La cesación de pagos de Vicentín con una deuda de 1300 millones de dolares y siendo que el 32% es con bancos locales, principalmente con el Banco Nación con 300 millones de dolares, a los cuales hay que sumar al Banco Provincia y al BICE. Sabiéndose que los prestamos del Banco Nación crecieron exponencial e irregularmente durante la presidencia de Javier González Fraga, y que Vicentín fue uno de los principales aportantes a la campaña de Cambiemos, y que el hombre fuerte de la empresa: Alberto Padoán y hasta hace muy poco presidente de la Bolsa de Comercio de Rosario era un autoproclamado militante Macrista. Desató un debate sobre que hacer con la empresa, como preservar las fuentes de trabajo directas e indirectas, como evitar un efecto cascada con otros empresas del rubro, y sobre todo el papel que debía tener el Estado.

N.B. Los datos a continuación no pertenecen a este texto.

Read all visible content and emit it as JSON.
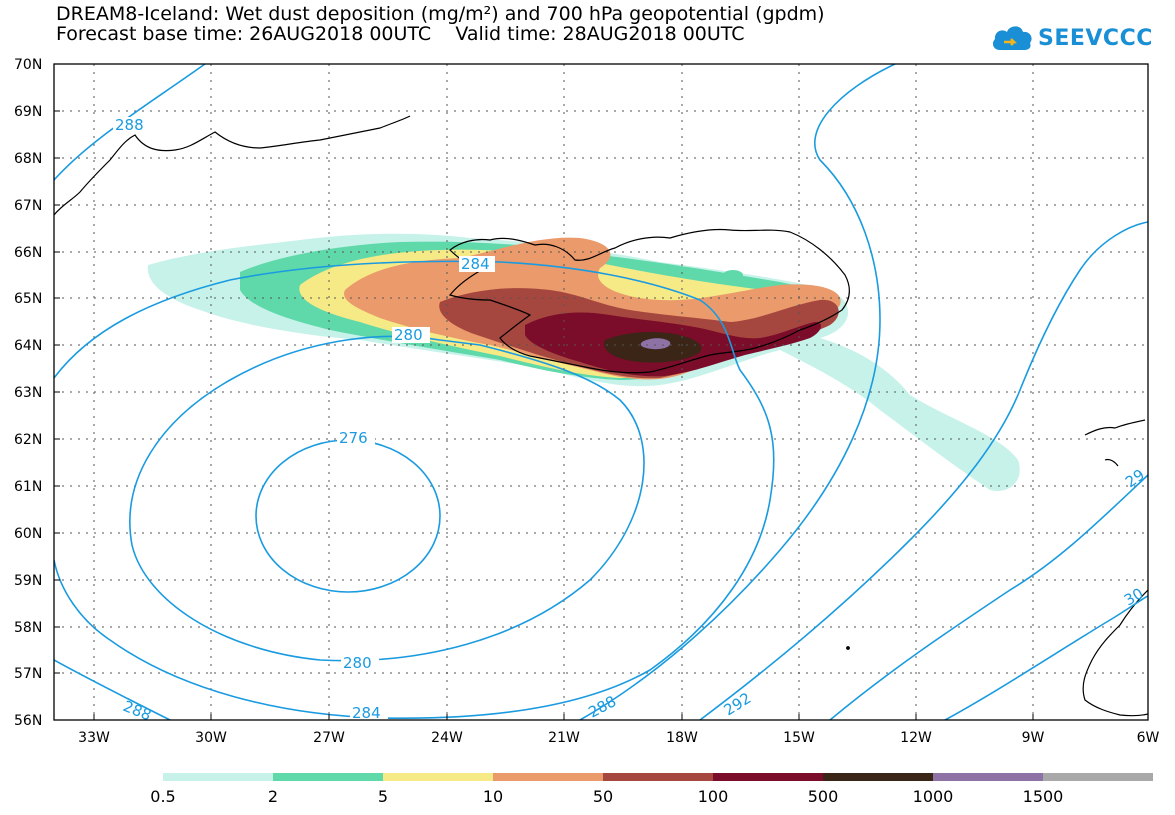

Mas aún sabiendo que en la historia argentina muchas empresas privadas en los ciclos neoliberales se endeudan en dolares en el extranjero y luego buscan que el Estado estatice esas deudas, es decir que las paguemos todos.

La cuestión no es fácil. Vicentin es una empresa nacional, y la cuestión no es salvarla a costa de todos para luego entregarla vigorosa a las multinacionales.

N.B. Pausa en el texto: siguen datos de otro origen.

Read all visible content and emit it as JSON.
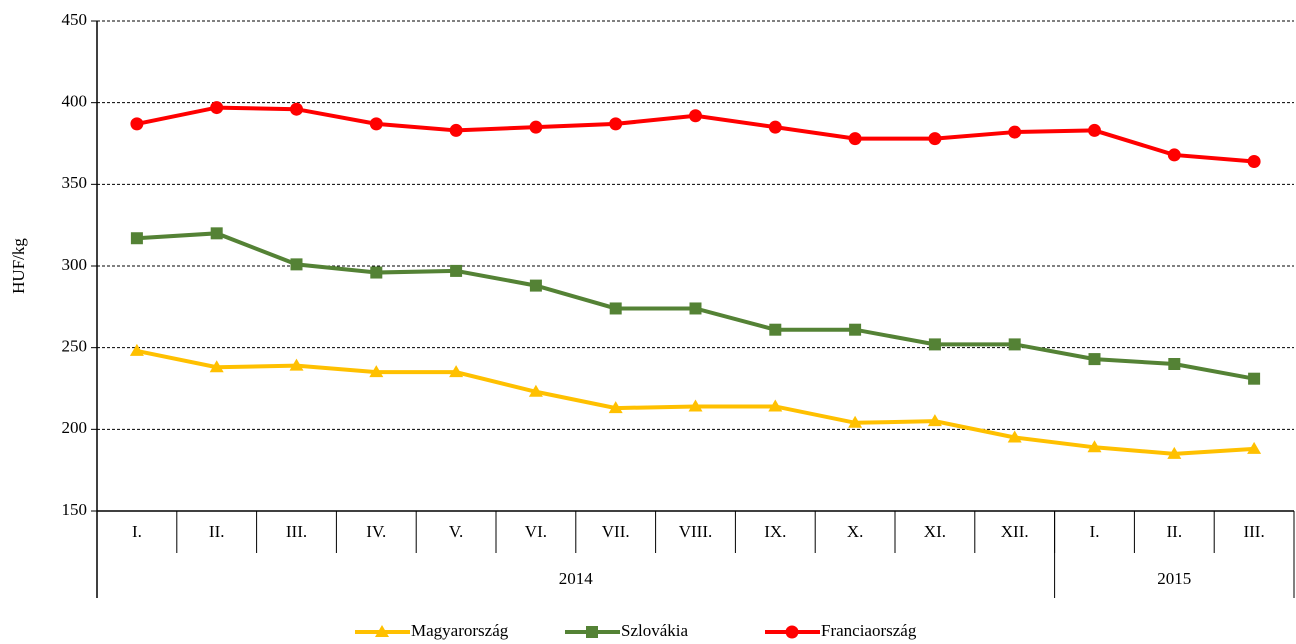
{
  "chart_data": {
    "type": "line",
    "y_label": "HUF/kg",
    "categories": [
      "I.",
      "II.",
      "III.",
      "IV.",
      "V.",
      "VI.",
      "VII.",
      "VIII.",
      "IX.",
      "X.",
      "XI.",
      "XII.",
      "I.",
      "II.",
      "III."
    ],
    "category_groups": [
      {
        "label": "2014",
        "size": 12
      },
      {
        "label": "2015",
        "size": 3
      }
    ],
    "series": [
      {
        "name": "Magyarország",
        "color": "#FFC000",
        "marker": "triangle",
        "values": [
          248,
          238,
          239,
          235,
          235,
          223,
          213,
          214,
          214,
          204,
          205,
          195,
          189,
          185,
          188
        ]
      },
      {
        "name": "Szlovákia",
        "color": "#548235",
        "marker": "square",
        "values": [
          317,
          320,
          301,
          296,
          297,
          288,
          274,
          274,
          261,
          261,
          252,
          252,
          243,
          240,
          231
        ]
      },
      {
        "name": "Franciaország",
        "color": "#FF0000",
        "marker": "circle",
        "values": [
          387,
          397,
          396,
          387,
          383,
          385,
          387,
          392,
          385,
          378,
          378,
          382,
          383,
          368,
          364
        ]
      }
    ],
    "ylim": [
      150,
      450
    ],
    "yticks": [
      150,
      200,
      250,
      300,
      350,
      400,
      450
    ],
    "grid": true,
    "legend": "bottom"
  }
}
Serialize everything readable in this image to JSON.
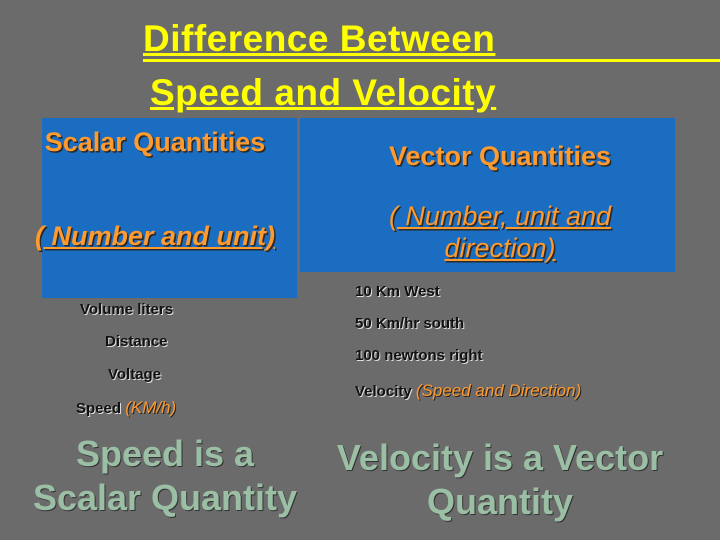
{
  "title": {
    "lines": [
      "Difference Between",
      "Speed and Velocity"
    ]
  },
  "scalar": {
    "heading": "Scalar Quantities",
    "subheading": "( Number and unit)",
    "items": [
      "Volume liters",
      "Distance",
      "Voltage"
    ],
    "last_item": {
      "label": "Speed",
      "note": "(KM/h)"
    }
  },
  "vector": {
    "heading": "Vector Quantities",
    "subheading": "( Number, unit and direction)",
    "items": [
      "10 Km West",
      "50 Km/hr south",
      "100 newtons right"
    ],
    "last_item": {
      "label": "Velocity",
      "note": "(Speed and Direction)"
    }
  },
  "conclusion": {
    "left": [
      "Speed is a",
      "Scalar Quantity"
    ],
    "right": [
      "Velocity is a Vector",
      "Quantity"
    ]
  }
}
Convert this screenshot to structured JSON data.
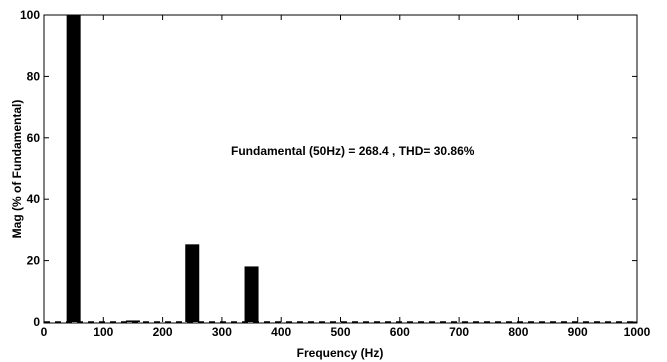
{
  "chart_data": {
    "type": "bar",
    "title": "",
    "xlabel": "Frequency (Hz)",
    "ylabel": "Mag (% of Fundamental)",
    "xlim": [
      0,
      1000
    ],
    "ylim": [
      0,
      100
    ],
    "xticks": [
      0,
      100,
      200,
      300,
      400,
      500,
      600,
      700,
      800,
      900,
      1000
    ],
    "yticks": [
      0,
      20,
      40,
      60,
      80,
      100
    ],
    "grid": false,
    "annotation": "Fundamental (50Hz) = 268.4 , THD= 30.86%",
    "bar_color": "#000000",
    "x": [
      50,
      150,
      250,
      350
    ],
    "values": [
      100,
      0.5,
      25.3,
      18.1
    ]
  }
}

Es evidente que el Estado nacional y provincial debe recuperar lo prestado, y que se sospecha una maniobra fraudulenta y planificada de Vicentín. Sin embargo, junto a la actitud de investigar cómo se otorgaron ilegalmente ese nivel de prestamos y los sumarios internos que están en marcha en el Banco Nación. Hay que discutir globalmente con todos los actores involucrados cual es el camino de solución.

Parte de este debate debe recorrer temas tales de una regulación del comercio de granos, como evitar la subfacturación para evitar pagar las retenciones que corresponde. Y como el Estado puede y deber ser no solo un mejor contralor sino un actor importante. Se podría discutir como lograr una empresa testigo y si Vicentín podría serlo a través de una participación mayoritaria del Estado en una Sociedad empresaria mixta. Donde además estuvieran productores, trabajadores, cooperativas, acopiadores, transportistas.

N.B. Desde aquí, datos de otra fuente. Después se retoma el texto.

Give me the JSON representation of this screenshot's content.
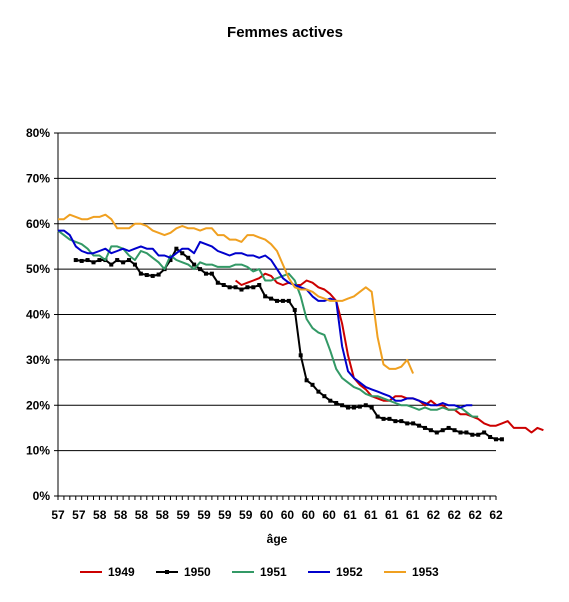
{
  "chart_data": {
    "type": "line",
    "title": "Femmes actives",
    "xlabel": "âge",
    "ylabel": "",
    "ylim": [
      0,
      0.8
    ],
    "y_ticks": [
      "0%",
      "10%",
      "20%",
      "30%",
      "40%",
      "50%",
      "60%",
      "70%",
      "80%"
    ],
    "x_tick_labels": [
      "57",
      "57",
      "58",
      "58",
      "58",
      "58",
      "59",
      "59",
      "59",
      "59",
      "60",
      "60",
      "60",
      "60",
      "61",
      "61",
      "61",
      "61",
      "62",
      "62",
      "62",
      "62"
    ],
    "grid": "horizontal",
    "legend_position": "bottom",
    "series": [
      {
        "name": "1949",
        "color": "#cc0000",
        "marker": "none",
        "start": 30,
        "values": [
          0.475,
          0.465,
          0.47,
          0.475,
          0.48,
          0.49,
          0.485,
          0.47,
          0.465,
          0.47,
          0.465,
          0.465,
          0.475,
          0.47,
          0.46,
          0.455,
          0.445,
          0.43,
          0.38,
          0.31,
          0.26,
          0.245,
          0.235,
          0.22,
          0.215,
          0.21,
          0.21,
          0.22,
          0.22,
          0.215,
          0.215,
          0.21,
          0.2,
          0.21,
          0.2,
          0.2,
          0.19,
          0.19,
          0.18,
          0.18,
          0.175,
          0.17,
          0.16,
          0.155,
          0.155,
          0.16,
          0.165,
          0.15,
          0.15,
          0.15,
          0.14,
          0.15,
          0.145
        ]
      },
      {
        "name": "1950",
        "color": "#000000",
        "marker": "square",
        "start": 3,
        "values": [
          0.52,
          0.518,
          0.52,
          0.515,
          0.52,
          0.52,
          0.51,
          0.52,
          0.515,
          0.52,
          0.51,
          0.49,
          0.487,
          0.485,
          0.488,
          0.5,
          0.52,
          0.545,
          0.535,
          0.525,
          0.51,
          0.5,
          0.49,
          0.49,
          0.47,
          0.465,
          0.46,
          0.46,
          0.455,
          0.46,
          0.46,
          0.465,
          0.44,
          0.435,
          0.43,
          0.43,
          0.43,
          0.41,
          0.31,
          0.255,
          0.245,
          0.23,
          0.22,
          0.21,
          0.205,
          0.2,
          0.195,
          0.195,
          0.197,
          0.2,
          0.195,
          0.175,
          0.17,
          0.17,
          0.165,
          0.165,
          0.16,
          0.16,
          0.155,
          0.15,
          0.145,
          0.14,
          0.145,
          0.15,
          0.145,
          0.14,
          0.14,
          0.135,
          0.135,
          0.14,
          0.13,
          0.125,
          0.125
        ]
      },
      {
        "name": "1951",
        "color": "#339966",
        "marker": "none",
        "start": 0,
        "values": [
          0.585,
          0.575,
          0.565,
          0.56,
          0.555,
          0.545,
          0.53,
          0.53,
          0.52,
          0.55,
          0.55,
          0.545,
          0.53,
          0.52,
          0.54,
          0.535,
          0.525,
          0.515,
          0.5,
          0.53,
          0.52,
          0.515,
          0.51,
          0.5,
          0.515,
          0.51,
          0.51,
          0.505,
          0.505,
          0.505,
          0.51,
          0.51,
          0.505,
          0.495,
          0.5,
          0.475,
          0.475,
          0.48,
          0.485,
          0.49,
          0.475,
          0.44,
          0.39,
          0.37,
          0.36,
          0.355,
          0.32,
          0.28,
          0.26,
          0.25,
          0.24,
          0.235,
          0.225,
          0.22,
          0.22,
          0.215,
          0.21,
          0.205,
          0.2,
          0.2,
          0.195,
          0.19,
          0.195,
          0.19,
          0.19,
          0.195,
          0.19,
          0.19,
          0.195,
          0.185,
          0.175,
          0.175
        ]
      },
      {
        "name": "1952",
        "color": "#0000cc",
        "marker": "none",
        "start": 0,
        "values": [
          0.585,
          0.585,
          0.575,
          0.55,
          0.54,
          0.535,
          0.535,
          0.54,
          0.545,
          0.535,
          0.54,
          0.545,
          0.54,
          0.545,
          0.55,
          0.545,
          0.545,
          0.53,
          0.53,
          0.525,
          0.535,
          0.545,
          0.545,
          0.535,
          0.56,
          0.555,
          0.55,
          0.54,
          0.535,
          0.53,
          0.535,
          0.535,
          0.53,
          0.53,
          0.525,
          0.53,
          0.52,
          0.5,
          0.48,
          0.47,
          0.465,
          0.46,
          0.455,
          0.44,
          0.43,
          0.43,
          0.435,
          0.43,
          0.33,
          0.275,
          0.26,
          0.25,
          0.24,
          0.235,
          0.23,
          0.225,
          0.22,
          0.21,
          0.21,
          0.215,
          0.215,
          0.21,
          0.205,
          0.2,
          0.2,
          0.205,
          0.2,
          0.2,
          0.195,
          0.2,
          0.2
        ]
      },
      {
        "name": "1953",
        "color": "#f0a020",
        "marker": "none",
        "start": 0,
        "values": [
          0.61,
          0.61,
          0.62,
          0.615,
          0.61,
          0.61,
          0.615,
          0.615,
          0.62,
          0.61,
          0.59,
          0.59,
          0.59,
          0.6,
          0.6,
          0.595,
          0.585,
          0.58,
          0.575,
          0.58,
          0.59,
          0.595,
          0.59,
          0.59,
          0.585,
          0.59,
          0.59,
          0.575,
          0.575,
          0.565,
          0.565,
          0.56,
          0.575,
          0.575,
          0.57,
          0.565,
          0.555,
          0.54,
          0.51,
          0.48,
          0.46,
          0.455,
          0.455,
          0.45,
          0.44,
          0.435,
          0.43,
          0.43,
          0.43,
          0.435,
          0.44,
          0.45,
          0.46,
          0.45,
          0.35,
          0.29,
          0.28,
          0.28,
          0.285,
          0.3,
          0.27
        ]
      }
    ]
  }
}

Quizás sea el momento de plantearse la creación de una sociedad anónima con participación estatal mayoritaria –SAPEM-, con el objetivo de transparentar precios y mercados, desarrollar la segregación por calidad, y realizar alianzas estratégicas con el sector cooperativo y empresas nacionales proveedoras de insumos como así también acceder a infraestructura de embarque propia que compense el desequilibrio del sector exportador.

Y de esa manera no solo desbaratar maniobras fraudulentas o mayor concentración económica, si también el Estado podría estudiar y utilizar la formación de costos tan importantes como el del aceite, las harinas,y otros subproductos, hasta cuestiones elementales de cómo se pesan los barcos que se utilizan para la exportación.

Una empresa testigo como podría ser Vicentin en manos de una empresa mixta publico-privada con mayoría estatal, podría ser una palanca clave en la lucha por la seguridad y soberanía alimentaria.